Friday Face-Off: Gravestone
Welcome to The Friday Face-Off, a weekly meme created by Books by Proxy! Each Friday, we will pit cover against cover while also taking the opportunity to showcase gorgeous artwork and feature some of our favorite book covers. If you want to join the fun, simply choose a book each Friday that fits that week’s predetermined theme, post and compare two or more different covers available for that book, then name your favorite. A list of future weeks’ themes are available at Lynn’s Book Blog.
This week’s theme is:
“Let’s talk of graves, of worms, and epitaphs”
~ a cover featuring a GRAVESTONE
The Monstrumologist by Rick Yancey
My pick for this week is one of the most frightening books I’ve ever read. It’s also a Young Adult novel, though I’ve seriously questioned that categorization as I wouldn’t recommend this one lightly to just any young reader. Gruesome and graphic, if ever a movie was adapted faithfully from The Monstrumologist, it would earn a resounding R-rating.
Set in late-1800s New England, the story is told from the perspective of a 12-year-old orphan named Will Henry who finds himself apprenticed to an eccentric scientist named Dr. Pellinore Warthrop. Sounds innocent and harmless enough so far, right? But then Will finds out that Dr. Warthrop is a “monstrumologist”, or someone who studies monsters, and he’s about to find out exactly what the job entails. One night, the doctor is visited by a grave robber and is presented with a grisly find – the corpse of a girl with half her face chewed off. Even more disturbing, however, is the tiny fetus of an Anthropophagus creature found in her womb. Anthropophagi, which are monsters that feast on human flesh, are described as a race of mythical beings that have no head, so that their facial features (like their giant mouths filled with razor-sharp teeth) are instead located on their chests. Warthrop concludes that a group of these predators must have moved into the area, taking Will Henry along on his investigation to discover how the creatures might have reached America’s shores.

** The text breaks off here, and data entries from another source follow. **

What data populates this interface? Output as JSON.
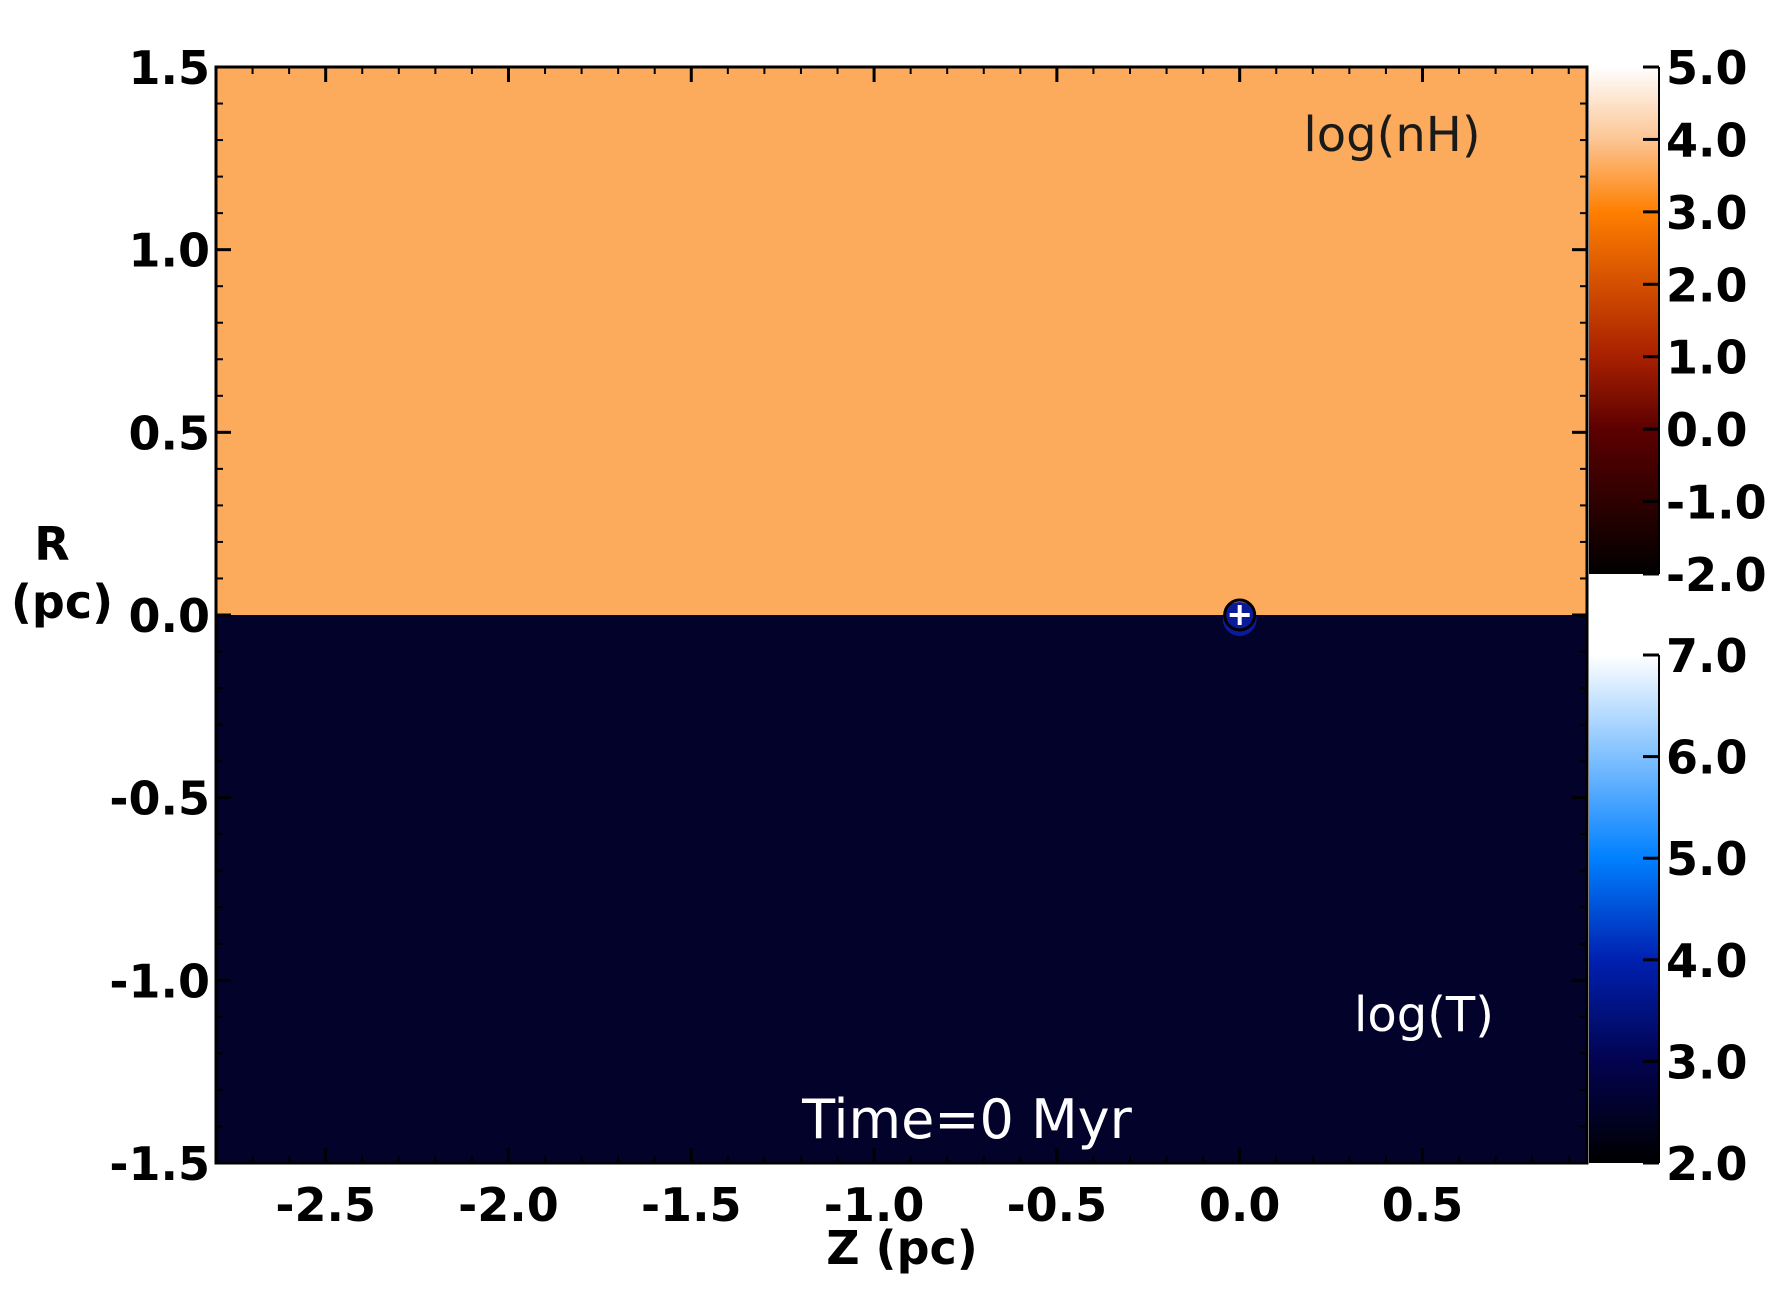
{
  "chart_data": {
    "type": "heatmap",
    "xlabel": "Z (pc)",
    "ylabel_line1": "R",
    "ylabel_line2": "(pc)",
    "xlim": [
      -2.8,
      0.95
    ],
    "ylim": [
      -1.5,
      1.5
    ],
    "x_ticks": [
      -2.5,
      -2.0,
      -1.5,
      -1.0,
      -0.5,
      0.0,
      0.5
    ],
    "x_tick_labels": [
      "-2.5",
      "-2.0",
      "-1.5",
      "-1.0",
      "-0.5",
      "0.0",
      "0.5"
    ],
    "y_ticks": [
      1.5,
      1.0,
      0.5,
      0.0,
      -0.5,
      -1.0,
      -1.5
    ],
    "y_tick_labels": [
      "1.5",
      "1.0",
      "0.5",
      "0.0",
      "-0.5",
      "-1.0",
      "-1.5"
    ],
    "upper_panel": {
      "label": "log(nH)",
      "y_range": [
        0.0,
        1.5
      ],
      "uniform_value": 3.4,
      "fill_color": "#fcab5c",
      "label_color": "#1a1a1a"
    },
    "lower_panel": {
      "label": "log(T)",
      "y_range": [
        -1.5,
        0.0
      ],
      "uniform_value": 2.5,
      "fill_color": "#03022a",
      "label_color": "#ffffff"
    },
    "source_marker": {
      "x": 0.0,
      "y": 0.0,
      "symbol": "⊕"
    },
    "time_label": "Time=0 Myr",
    "colorbar_nH": {
      "range": [
        -2.0,
        5.0
      ],
      "tick_values": [
        5.0,
        4.0,
        3.0,
        2.0,
        1.0,
        0.0,
        -1.0,
        -2.0
      ],
      "tick_labels": [
        "5.0",
        "4.0",
        "3.0",
        "2.0",
        "1.0",
        "0.0",
        "-1.0",
        "-2.0"
      ],
      "stops": [
        {
          "value": -2.0,
          "color": "#000000"
        },
        {
          "value": 0.0,
          "color": "#5c0000"
        },
        {
          "value": 1.0,
          "color": "#a82000"
        },
        {
          "value": 3.0,
          "color": "#ff7f00"
        },
        {
          "value": 4.0,
          "color": "#fcc594"
        },
        {
          "value": 5.0,
          "color": "#ffffff"
        }
      ]
    },
    "colorbar_T": {
      "range": [
        2.0,
        7.0
      ],
      "tick_values": [
        7.0,
        6.0,
        5.0,
        4.0,
        3.0,
        2.0
      ],
      "tick_labels": [
        "7.0",
        "6.0",
        "5.0",
        "4.0",
        "3.0",
        "2.0"
      ],
      "stops": [
        {
          "value": 2.0,
          "color": "#000000"
        },
        {
          "value": 3.0,
          "color": "#02034f"
        },
        {
          "value": 4.0,
          "color": "#0020b0"
        },
        {
          "value": 5.0,
          "color": "#0080ff"
        },
        {
          "value": 6.0,
          "color": "#80c0ff"
        },
        {
          "value": 7.0,
          "color": "#ffffff"
        }
      ]
    }
  }
}
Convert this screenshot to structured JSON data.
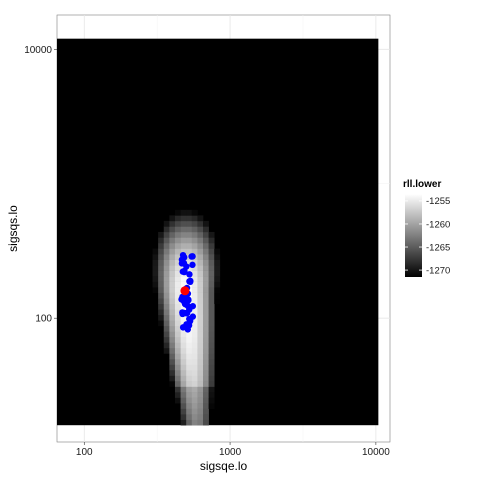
{
  "chart_data": {
    "type": "heatmap",
    "xlabel": "sigsqe.lo",
    "ylabel": "sigsqs.lo",
    "x_scale": "log10",
    "y_scale": "log10",
    "xlim": [
      65,
      12500
    ],
    "ylim": [
      12,
      18000
    ],
    "grid": true,
    "x_ticks": [
      100,
      1000,
      10000
    ],
    "x_tick_labels": [
      "100",
      "1000",
      "10000"
    ],
    "y_ticks": [
      100,
      10000
    ],
    "y_tick_labels": [
      "100",
      "10000"
    ],
    "tile_extent": {
      "x": [
        65,
        10400
      ],
      "y": [
        16,
        12000
      ]
    },
    "fill_scale": {
      "name": "rll.lower",
      "breaks": [
        -1255,
        -1260,
        -1265,
        -1270
      ],
      "break_labels": [
        "-1255",
        "-1260",
        "-1265",
        "-1270"
      ],
      "range": [
        -1271.5,
        -1253.5
      ],
      "low_color": "#000000",
      "high_color": "#ffffff"
    },
    "ridge": {
      "x_center": 500,
      "x_spread_log10": 0.09,
      "y_peak": 160,
      "max_value": -1253.5
    },
    "point_cloud": {
      "color": "#0000ff",
      "x_range": [
        460,
        560
      ],
      "y_range": [
        80,
        300
      ],
      "count": 45
    },
    "best_point": {
      "color": "#ff0000",
      "x": 490,
      "y": 160
    }
  }
}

Let’s take a look at the covers:
From left to right:
Simon Schuster BYR (2009) – Simon Schuster BYR (2010) – Saga Press (2015)
Simon & Schuster UK (2010) – German Edition (2012) – Korean Edition (2017)
Indonesian Edition (2016) – Persian Edition (2016) – Russian Edition (2014)
The winner I’ve chosen this week is the original 2009 Simon Schuster Books for Young Readers edition – not really because this cover is my favorite aesthetically or anything like that. It was, however, the cover which first drew my attention to this book. I still remember seeing it for the first time, and I have a distinct memory of myself leaning forward to get a closer look of it on my computer screen, thinking, “What in the hell IS that?” The book was featured in a Kindle Deals email at the time, and after perusing the publisher description, I went right ahead and one-click bought it. It’s not a decision I’ve ever regretted, because I love this book, and it’s all thanks to this one cover.
But what do you think? Which one is your favorite?